I recently finished a thought-provoking book, The Tao of Thoth by Ethan Indigo Smith, in which he relates the story of Chang San-Feng, the acknowledged founder of Taiji martial arts who once observed a snake and a crane in mortal combat. The crane’s attack was direct and linear; it swooped down from above and struck with beak and claws while flailing at the snake with its wings to drive it back and keep it off-balance — an example of “hard, forceful strength.” The snake countered with a sinuous, coiling, sideways gyration and lashing of its tail, sliding away from the crane’s stabbing attack while at the same time probing for an opportunity to drive home its fangs — a reliance on “soft, stealthy yielding” as an offensive posture. The reciprocal and offsetting dynamics of their movement — the crane’s staged from the air and the snake’s grounded in its contact with the earth — resulted in neither adversary being able to gain a decisive victory so they both departed the scene in frustration. The master found this chance encounter to be highly illuminating and instructive for the development of his nuanced hand-to-hand combat strategies.

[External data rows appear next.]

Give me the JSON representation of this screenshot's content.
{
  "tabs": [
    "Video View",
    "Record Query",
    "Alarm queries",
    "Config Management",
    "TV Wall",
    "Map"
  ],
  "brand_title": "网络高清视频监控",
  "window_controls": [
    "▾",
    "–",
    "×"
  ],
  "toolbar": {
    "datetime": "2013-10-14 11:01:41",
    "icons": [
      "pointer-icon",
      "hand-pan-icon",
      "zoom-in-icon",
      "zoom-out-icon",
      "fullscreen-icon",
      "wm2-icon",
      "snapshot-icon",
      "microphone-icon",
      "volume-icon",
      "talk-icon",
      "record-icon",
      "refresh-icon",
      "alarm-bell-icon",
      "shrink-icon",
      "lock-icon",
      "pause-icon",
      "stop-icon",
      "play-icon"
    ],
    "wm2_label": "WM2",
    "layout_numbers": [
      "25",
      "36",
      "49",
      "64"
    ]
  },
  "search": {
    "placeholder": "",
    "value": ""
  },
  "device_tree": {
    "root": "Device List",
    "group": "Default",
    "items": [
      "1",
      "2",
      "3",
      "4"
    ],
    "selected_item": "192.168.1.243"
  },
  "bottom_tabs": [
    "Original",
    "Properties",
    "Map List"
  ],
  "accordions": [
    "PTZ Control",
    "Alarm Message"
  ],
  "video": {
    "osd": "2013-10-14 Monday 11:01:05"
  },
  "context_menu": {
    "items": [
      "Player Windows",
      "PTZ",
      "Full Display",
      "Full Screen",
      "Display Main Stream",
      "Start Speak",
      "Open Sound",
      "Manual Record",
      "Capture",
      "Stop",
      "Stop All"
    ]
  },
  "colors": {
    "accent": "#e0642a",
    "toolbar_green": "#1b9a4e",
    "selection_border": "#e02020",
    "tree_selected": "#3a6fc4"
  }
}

This impressed me as a useful analogy for the two complementary reading styles that I incorporate into my tarot practice, one “hard” — forthright and literal — and the other “soft,” or fluid and imaginative. The former is firmly rooted in a profound appreciation for the cards’ traditional meanings and the seminal thinking of past adepts, while the latter thrives on inspired free-association from the images and a robust catalogue of storytelling tropes involving metaphors and analogies; this flexible mode of working takes its cues from the subject of the current reading and may not be identical from one session to the next. In practice, I begin with a pragmatic approach to the question that I then punctuate with more vivid observations informed by what is going on in the visual presentation of each image (often but not always a “scene”).

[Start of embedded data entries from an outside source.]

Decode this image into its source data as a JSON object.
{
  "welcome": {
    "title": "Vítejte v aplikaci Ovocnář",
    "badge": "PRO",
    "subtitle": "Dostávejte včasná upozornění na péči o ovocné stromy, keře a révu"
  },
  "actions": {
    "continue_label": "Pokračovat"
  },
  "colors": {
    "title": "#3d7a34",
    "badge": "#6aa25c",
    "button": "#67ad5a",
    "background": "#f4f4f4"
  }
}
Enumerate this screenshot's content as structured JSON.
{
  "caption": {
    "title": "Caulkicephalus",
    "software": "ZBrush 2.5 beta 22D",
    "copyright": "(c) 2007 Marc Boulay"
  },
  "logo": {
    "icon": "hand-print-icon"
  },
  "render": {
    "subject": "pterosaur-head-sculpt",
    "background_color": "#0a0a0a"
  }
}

As a storyteller, I strive to first lay out the bare facts alluded to in the spread and then enhance the testimony with less obvious impressions that are intended to stimulate a spontaneous surge in comprehension ( the so-called “Aha!” moment). My remarks are usually structured like a complex sentence, with a “noun” as the main point or subject of each statement, augmented by expressive “qualifiers” that add definition to the general outline; the “object” is the gist of what each card adds to the reading and the “verb” is imputed to any actions suggested by that card that might be taken to manage the situation. Success lies in stringing these discrete, card-by-card sentences together into a compelling paragraph and then into a comprehensive story that the querent recognizes as at least reasonably accurate; this seamless synthesis is the “Holy Grail” of the tarot-reader’s art.

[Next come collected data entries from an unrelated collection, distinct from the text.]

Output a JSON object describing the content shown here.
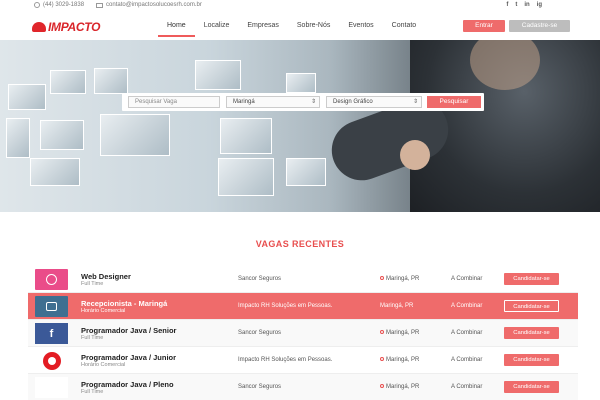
{
  "topbar": {
    "phone": "(44) 3029-1838",
    "email": "contato@impactosolucoesrh.com.br",
    "socials": [
      "f",
      "t",
      "in",
      "ig"
    ]
  },
  "brand": {
    "logo_text": "IMPACTO"
  },
  "nav": {
    "items": [
      "Home",
      "Localize",
      "Empresas",
      "Sobre-Nós",
      "Eventos",
      "Contato"
    ],
    "active": "Home",
    "login_label": "Entrar",
    "signup_label": "Cadastre-se"
  },
  "search": {
    "query_placeholder": "Pesquisar Vaga",
    "city_value": "Maringá",
    "area_value": "Design Gráfico",
    "button_label": "Pesquisar"
  },
  "section": {
    "title": "VAGAS RECENTES"
  },
  "jobs": [
    {
      "title": "Web Designer",
      "schedule": "Full Time",
      "company": "Sancor Seguros",
      "city": "Maringá, PR",
      "salary": "A Combinar",
      "apply": "Candidatar-se",
      "logo": "dribbble-icon"
    },
    {
      "title": "Recepcionista - Maringá",
      "schedule": "Horário Comercial",
      "company": "Impacto RH Soluções em Pessoas.",
      "city": "Maringá, PR",
      "salary": "A Combinar",
      "apply": "Candidatar-se",
      "logo": "instagram-icon"
    },
    {
      "title": "Programador Java / Senior",
      "schedule": "Full Time",
      "company": "Sancor Seguros",
      "city": "Maringá, PR",
      "salary": "A Combinar",
      "apply": "Candidatar-se",
      "logo": "facebook-icon"
    },
    {
      "title": "Programador Java / Junior",
      "schedule": "Horário Comercial",
      "company": "Impacto RH Soluções em Pessoas.",
      "city": "Maringá, PR",
      "salary": "A Combinar",
      "apply": "Candidatar-se",
      "logo": "beats-icon"
    },
    {
      "title": "Programador Java / Pleno",
      "schedule": "Full Time",
      "company": "Sancor Seguros",
      "city": "Maringá, PR",
      "salary": "A Combinar",
      "apply": "Candidatar-se",
      "logo": "windows-icon"
    }
  ],
  "colors": {
    "accent": "#ef6b6b",
    "brand": "#d9252a",
    "highlight_row": "#ef6b6b"
  }
}
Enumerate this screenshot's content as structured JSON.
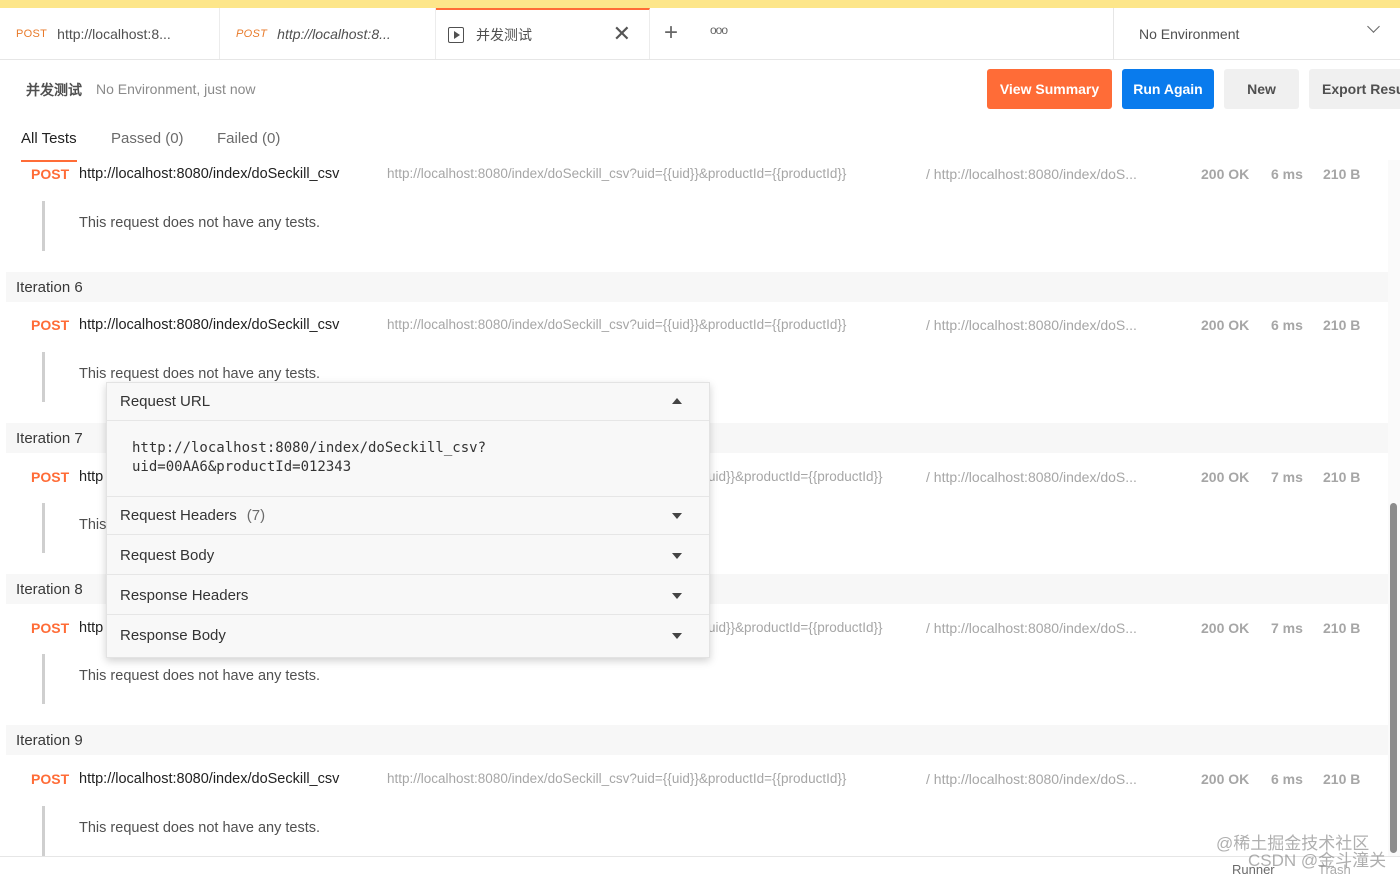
{
  "tabs": [
    {
      "method": "POST",
      "label": "http://localhost:8..."
    },
    {
      "method": "POST",
      "label": "http://localhost:8..."
    },
    {
      "label": "并发测试",
      "close": "✕"
    }
  ],
  "new_tab": "+",
  "more": "ooo",
  "environment": "No Environment",
  "run": {
    "title": "并发测试",
    "meta": "No Environment, just now"
  },
  "buttons": {
    "view_summary": "View Summary",
    "run_again": "Run Again",
    "new": "New",
    "export": "Export Results"
  },
  "filter_tabs": {
    "all": "All Tests",
    "passed": "Passed (0)",
    "failed": "Failed (0)"
  },
  "requests": [
    {
      "method": "POST",
      "name": "http://localhost:8080/index/doSeckill_csv",
      "url": "http://localhost:8080/index/doSeckill_csv?uid={{uid}}&productId={{productId}}",
      "resolved": "/ http://localhost:8080/index/doS...",
      "status": "200 OK",
      "time": "6 ms",
      "size": "210 B",
      "tests": "This request does not have any tests."
    },
    {
      "method": "POST",
      "name": "http://localhost:8080/index/doSeckill_csv",
      "url": "http://localhost:8080/index/doSeckill_csv?uid={{uid}}&productId={{productId}}",
      "resolved": "/ http://localhost:8080/index/doS...",
      "status": "200 OK",
      "time": "6 ms",
      "size": "210 B",
      "tests": "This request does not have any tests."
    },
    {
      "method": "POST",
      "name": "http",
      "url": "uid}}&productId={{productId}}",
      "resolved": "/ http://localhost:8080/index/doS...",
      "status": "200 OK",
      "time": "7 ms",
      "size": "210 B",
      "tests": "This"
    },
    {
      "method": "POST",
      "name": "http",
      "url": "uid}}&productId={{productId}}",
      "resolved": "/ http://localhost:8080/index/doS...",
      "status": "200 OK",
      "time": "7 ms",
      "size": "210 B",
      "tests": "This request does not have any tests."
    },
    {
      "method": "POST",
      "name": "http://localhost:8080/index/doSeckill_csv",
      "url": "http://localhost:8080/index/doSeckill_csv?uid={{uid}}&productId={{productId}}",
      "resolved": "/ http://localhost:8080/index/doS...",
      "status": "200 OK",
      "time": "6 ms",
      "size": "210 B",
      "tests": "This request does not have any tests."
    }
  ],
  "iterations": [
    "Iteration 6",
    "Iteration 7",
    "Iteration 8",
    "Iteration 9"
  ],
  "popup": {
    "request_url_label": "Request URL",
    "request_url_value": "http://localhost:8080/index/doSeckill_csv?\nuid=00AA6&productId=012343",
    "request_headers_label": "Request Headers",
    "request_headers_count": "(7)",
    "request_body_label": "Request Body",
    "response_headers_label": "Response Headers",
    "response_body_label": "Response Body"
  },
  "footer": {
    "runner": "Runner",
    "trash": "Trash"
  },
  "watermark": {
    "line1": "@稀土掘金技术社区",
    "line2": "CSDN @金斗潼关"
  },
  "colors": {
    "accent": "#ff6c37",
    "primary": "#097bed",
    "top_strip": "#fde68a"
  }
}
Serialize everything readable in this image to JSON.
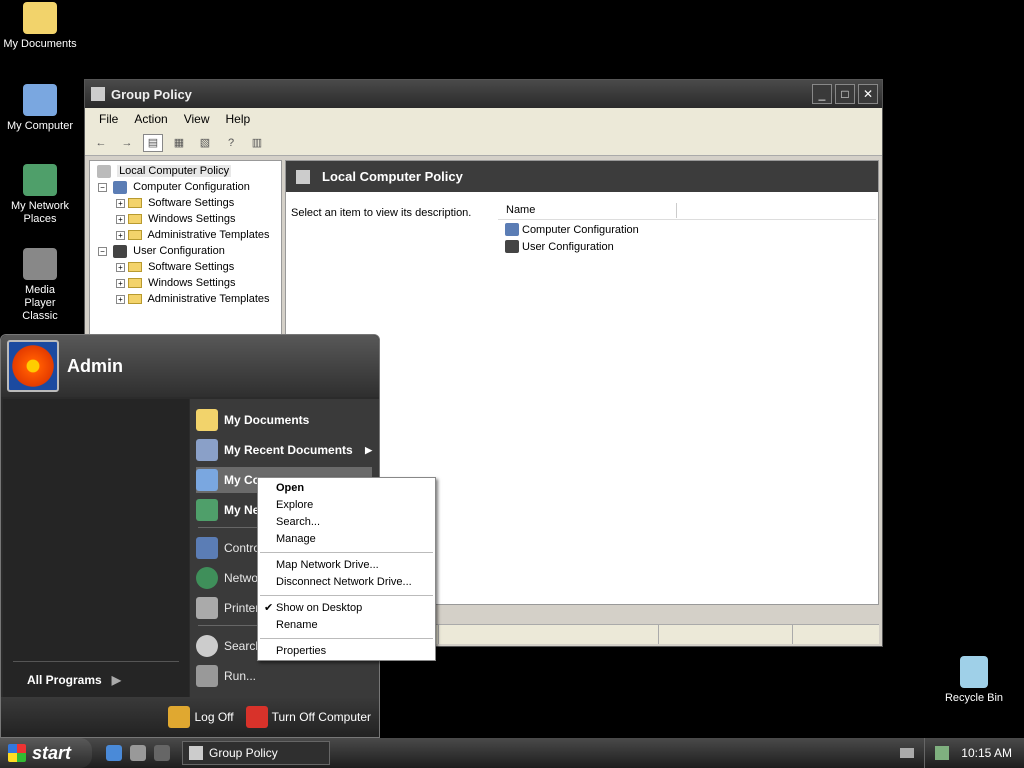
{
  "desktop": {
    "icons": [
      {
        "label": "My Documents",
        "color": "#f2d36b"
      },
      {
        "label": "My Computer",
        "color": "#7aa7e0"
      },
      {
        "label": "My Network Places",
        "color": "#4f9f6a"
      },
      {
        "label": "Media Player Classic",
        "color": "#888888"
      },
      {
        "label": "Recycle Bin",
        "color": "#9fd0e8"
      }
    ]
  },
  "window": {
    "title": "Group Policy",
    "menu": [
      "File",
      "Action",
      "View",
      "Help"
    ],
    "tree": {
      "root": "Local Computer Policy",
      "computer": "Computer Configuration",
      "user": "User Configuration",
      "children": [
        "Software Settings",
        "Windows Settings",
        "Administrative Templates"
      ]
    },
    "right": {
      "header": "Local Computer Policy",
      "description": "Select an item to view its description.",
      "column": "Name",
      "items": [
        "Computer Configuration",
        "User Configuration"
      ]
    }
  },
  "startmenu": {
    "user": "Admin",
    "items": [
      {
        "label": "My Documents",
        "color": "#f2d36b"
      },
      {
        "label": "My Recent Documents",
        "color": "#8aa0c8"
      },
      {
        "label": "My Co",
        "color": "#7aa7e0"
      },
      {
        "label": "My Ne",
        "color": "#4f9f6a"
      },
      {
        "label": "Contro",
        "color": "#5b7db5"
      },
      {
        "label": "Netwo",
        "color": "#3f8f5a"
      },
      {
        "label": "Printer",
        "color": "#aaaaaa"
      },
      {
        "label": "Search",
        "color": "#cccccc"
      },
      {
        "label": "Run...",
        "color": "#999999"
      }
    ],
    "all_programs": "All Programs",
    "log_off": "Log Off",
    "turn_off": "Turn Off Computer"
  },
  "context_menu": {
    "open": "Open",
    "explore": "Explore",
    "search": "Search...",
    "manage": "Manage",
    "map_drive": "Map Network Drive...",
    "disconnect_drive": "Disconnect Network Drive...",
    "show_desktop": "Show on Desktop",
    "rename": "Rename",
    "properties": "Properties"
  },
  "taskbar": {
    "start": "start",
    "task": "Group Policy",
    "clock": "10:15 AM"
  }
}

I’m a contemplative Cancer/Scorpio type with a deep-delving appetite for hidden meaning and none of the “surface-feeding” superficiality so evident in modern “app-based” (and other social-media-driven) tarot practice; thus I treasure this level of specificity as validation of my faith in the cards as a legitimate means of metaphysical inquiry, a convincing way to get under the skin of objective reality. But circling back to the title of this essay, I would describe my predominant reading style as “firm” rather than “hard” in a purely analytical or clinical sense. No storyteller worthy of the title can resist mentioning the juicy bits that bring a tale to life, and I’m no exception. But “juicy” doesn’t mean “squishy,” and I shy away from vague intuitive assumptions that can’t be tied directly or indirectly to impressions I can glean from the cards. If the images aren’t speaking to me plainly, I don’t think falling back on these ephemeral assertions is fair to my sitters since it throws the burden of finding the value in such “soft” presentments entirely on them. While I believe that a tarot reading should always be a dialogue, trying to connect with them through the artifice of such mystical innuendo — however charming it may be — strikes me as a dereliction of my professional duty. If they want that kind of unstructured perspective they can visit a psychic who will be happy to accommodate them.
As a system of divination, the cards of the tarot exhibit an implicit intelligence and conceptual coherence that should be acknowledged (if not always greeted with slavish devotion). Assuming that it has actually been learned (not a foregone conclusion in these times of instant gratification), this foundation should not be impulsively thrown to the winds on a whim even when intuition seems to speak louder than words. I believe tarot readers, both novice and veteran, can never go wrong by considering it a reliable touchstone to firm up their more tenuous notions when purely intuitive insights backed up by inspiration, imagination and ingenuity fall short of awing the sitter with their veracity. As always, the querent is the final authority on whether any wisdom we find in the cards agrees with their personal view of the situation (which, I might add, is always superior to our own once its subconscious link is pointed out them); I like to give them something more “meaty” to chew on than supposition.